Posted by: Administrator on Fri, Dec 2, 2011

There is no such thing as "eternal" Hell of our loving God

 




Divine Justice and Life After Death

The Christian Universalist Association affirms the following in our statement of faith:

We believe in the law of justice by which actions generate consequences, whether to be manifested in this life or the life to come.

This is a foundational belief of all the great spiritual traditions of the world. In Eastern religions and philosophies it is known as "karma." In the Hebrew scriptures, God promised that those who follow His commandments will experience blessings, and that judgments will befall those who do wrong (Deut. 30:15-20, Ps. 1:1-6, Prov. 3:33). Sinful actions were to be repaid in direct proportion to the violation of moral law (Ex. 21:23-25, Lev. 24:17-20). In the Gospel, Jesus offered a similar illustration of the proportionality and balance of the scales of divine justice, warning that those who take up the sword will die by the sword (Mat. 26:52). On the other side of the coin, he promised great benefits for those who devote their lives to God's calling (Mat. 19:29).

Obviously, people do not always get what they deserve -- either good or bad -- in this life. Therefore, spiritual traditions teach that life of individual human beings continues after death in some form, and that in the life to come, justice will be served. If a person has not already received the benefits or penalties of their actions in this life, they will surely receive it in the next (Gal. 6:7-8, Rev. 20:12). The law of justice necessitates that there be moral consequences for actions (1 Cor. 15:19,32). The afterlife may be comparatively "heavenly" or "hellish" for a particular individual depending on how they lived their life on earth (Mat. 18:34-35, Luke 6:37).

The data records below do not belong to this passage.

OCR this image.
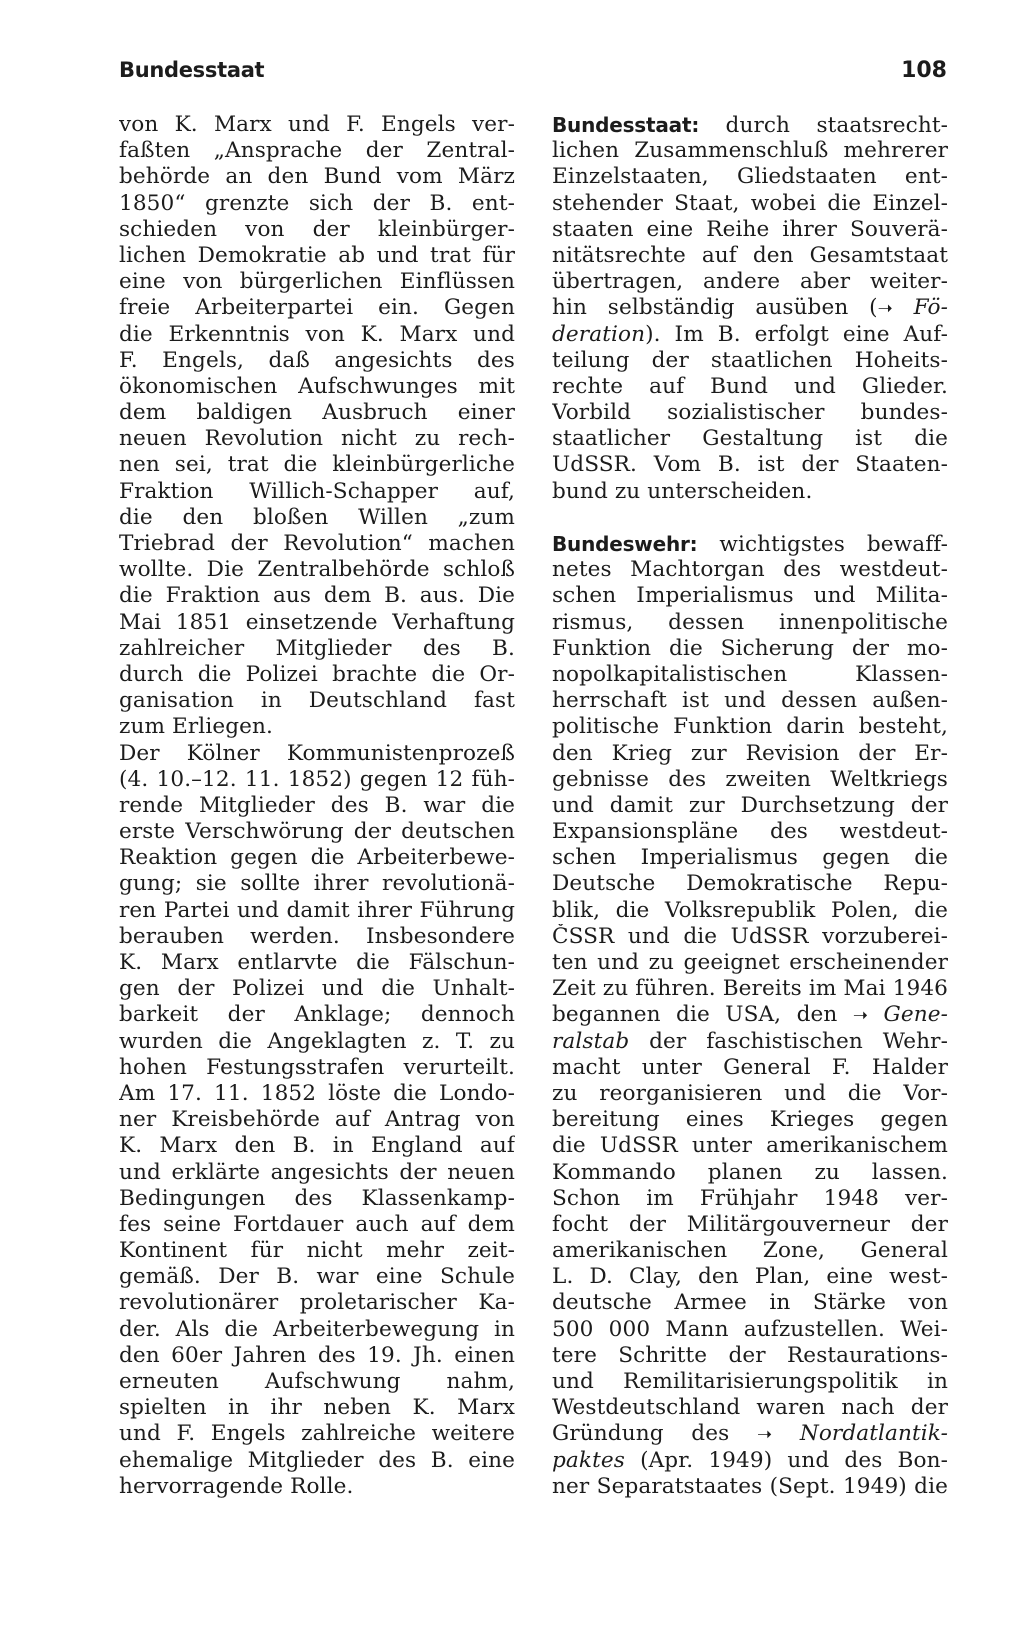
Bundesstaat	108
von K. Marx und F. Engels ver-
faßten „Ansprache der Zentral-
behörde an den Bund vom März
1850“ grenzte sich der B. ent-
schieden von der kleinbürger-
lichen Demokratie ab und trat für
eine von bürgerlichen Einflüssen
freie Arbeiterpartei ein. Gegen
die Erkenntnis von K. Marx und
F. Engels, daß angesichts des
ökonomischen Aufschwunges mit
dem baldigen Ausbruch einer
neuen Revolution nicht zu rech-
nen sei, trat die kleinbürgerliche
Fraktion Willich-Schapper auf,
die den bloßen Willen „zum
Triebrad der Revolution“ machen
wollte. Die Zentralbehörde schloß
die Fraktion aus dem B. aus. Die
Mai 1851 einsetzende Verhaftung
zahlreicher Mitglieder des B.
durch die Polizei brachte die Or-
ganisation in Deutschland fast
zum Erliegen.
Der Kölner Kommunistenprozeß
(4. 10.–12. 11. 1852) gegen 12 füh-
rende Mitglieder des B. war die
erste Verschwörung der deutschen
Reaktion gegen die Arbeiterbewe-
gung; sie sollte ihrer revolutionä-
ren Partei und damit ihrer Führung
berauben werden. Insbesondere
K. Marx entlarvte die Fälschun-
gen der Polizei und die Unhalt-
barkeit der Anklage; dennoch
wurden die Angeklagten z. T. zu
hohen Festungsstrafen verurteilt.
Am 17. 11. 1852 löste die Londo-
ner Kreisbehörde auf Antrag von
K. Marx den B. in England auf
und erklärte angesichts der neuen
Bedingungen des Klassenkamp-
fes seine Fortdauer auch auf dem
Kontinent für nicht mehr zeit-
gemäß. Der B. war eine Schule
revolutionärer proletarischer Ka-
der. Als die Arbeiterbewegung in
den 60er Jahren des 19. Jh. einen
erneuten Aufschwung nahm,
spielten in ihr neben K. Marx
und F. Engels zahlreiche weitere
ehemalige Mitglieder des B. eine
hervorragende Rolle.
Bundesstaat: durch staatsrecht-
lichen Zusammenschluß mehrerer
Einzelstaaten, Gliedstaaten ent-
stehender Staat, wobei die Einzel-
staaten eine Reihe ihrer Souverä-
nitätsrechte auf den Gesamtstaat
übertragen, andere aber weiter-
hin selbständig ausüben (➝ Fö-
deration). Im B. erfolgt eine Auf-
teilung der staatlichen Hoheits-
rechte auf Bund und Glieder.
Vorbild sozialistischer bundes-
staatlicher Gestaltung ist die
UdSSR. Vom B. ist der Staaten-
bund zu unterscheiden.
Bundeswehr: wichtigstes bewaff-
netes Machtorgan des westdeut-
schen Imperialismus und Milita-
rismus, dessen innenpolitische
Funktion die Sicherung der mo-
nopolkapitalistischen Klassen-
herrschaft ist und dessen außen-
politische Funktion darin besteht,
den Krieg zur Revision der Er-
gebnisse des zweiten Weltkriegs
und damit zur Durchsetzung der
Expansionspläne des westdeut-
schen Imperialismus gegen die
Deutsche Demokratische Repu-
blik, die Volksrepublik Polen, die
ČSSR und die UdSSR vorzuberei-
ten und zu geeignet erscheinender
Zeit zu führen. Bereits im Mai 1946
begannen die USA, den ➝ Gene-
ralstab der faschistischen Wehr-
macht unter General F. Halder
zu reorganisieren und die Vor-
bereitung eines Krieges gegen
die UdSSR unter amerikanischem
Kommando planen zu lassen.
Schon im Frühjahr 1948 ver-
focht der Militärgouverneur der
amerikanischen Zone, General
L. D. Clay, den Plan, eine west-
deutsche Armee in Stärke von
500 000 Mann aufzustellen. Wei-
tere Schritte der Restaurations-
und Remilitarisierungspolitik in
Westdeutschland waren nach der
Gründung des ➝ Nordatlantik-
paktes (Apr. 1949) und des Bon-
ner Separatstaates (Sept. 1949) die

The Bible does not offer much detail about the specific nature of the afterlife, so that remains largely open to personal interpretation and speculation. But the Bible does promise in many passages that reward and punishment after physical death are real and to be taken seriously. Some people believe that heaven and hell are places that exist in a separate spiritual dimension of reality; others believe they are states of being that can occur in any location, even right here on earth. Jesus made the remarkable statement that "the Kingdom of God is within you." (Luke 17:21). It could be that wherever a soul may go in God's vast and multidimensional universe -- in this body or outside of the body -- one's own past actions and present character play a significant role in generating the reality that one experiences, whether that be positive or negative.

Another thing the Bible makes clear is that the purpose of "hell" or suffering is not to torture people, but to cause them to learn from their mistakes and grow closer to perfection. Divine judgment is reformative, not vindictive. The word used in the original Greek New Testament is kolasis, which means a beneficial chastening such as a gardener prunes a vine to remove dead vegetation and make it grow more fruitfully.

Proportionality also ensures that any judgments upon a soul by God must be temporary and limited, since the sin that caused those judgments to ensue was also limited. This is a basic, Biblical teaching about divine justice -- and it is also common sense. The word used in the original New Testament to express this limited judgment is aionios, which means lasting for a distinct age or period of time with a beginning and an end. It is the Greek word from which we derive the English word eon, and it was used in the time of Jesus to refer to a period lasting anywhere from the length of a man's life to a thousand years. There is no such thing as "eternal" hell, despite what many Christians have been led to believe based on mistranslations of the Bible.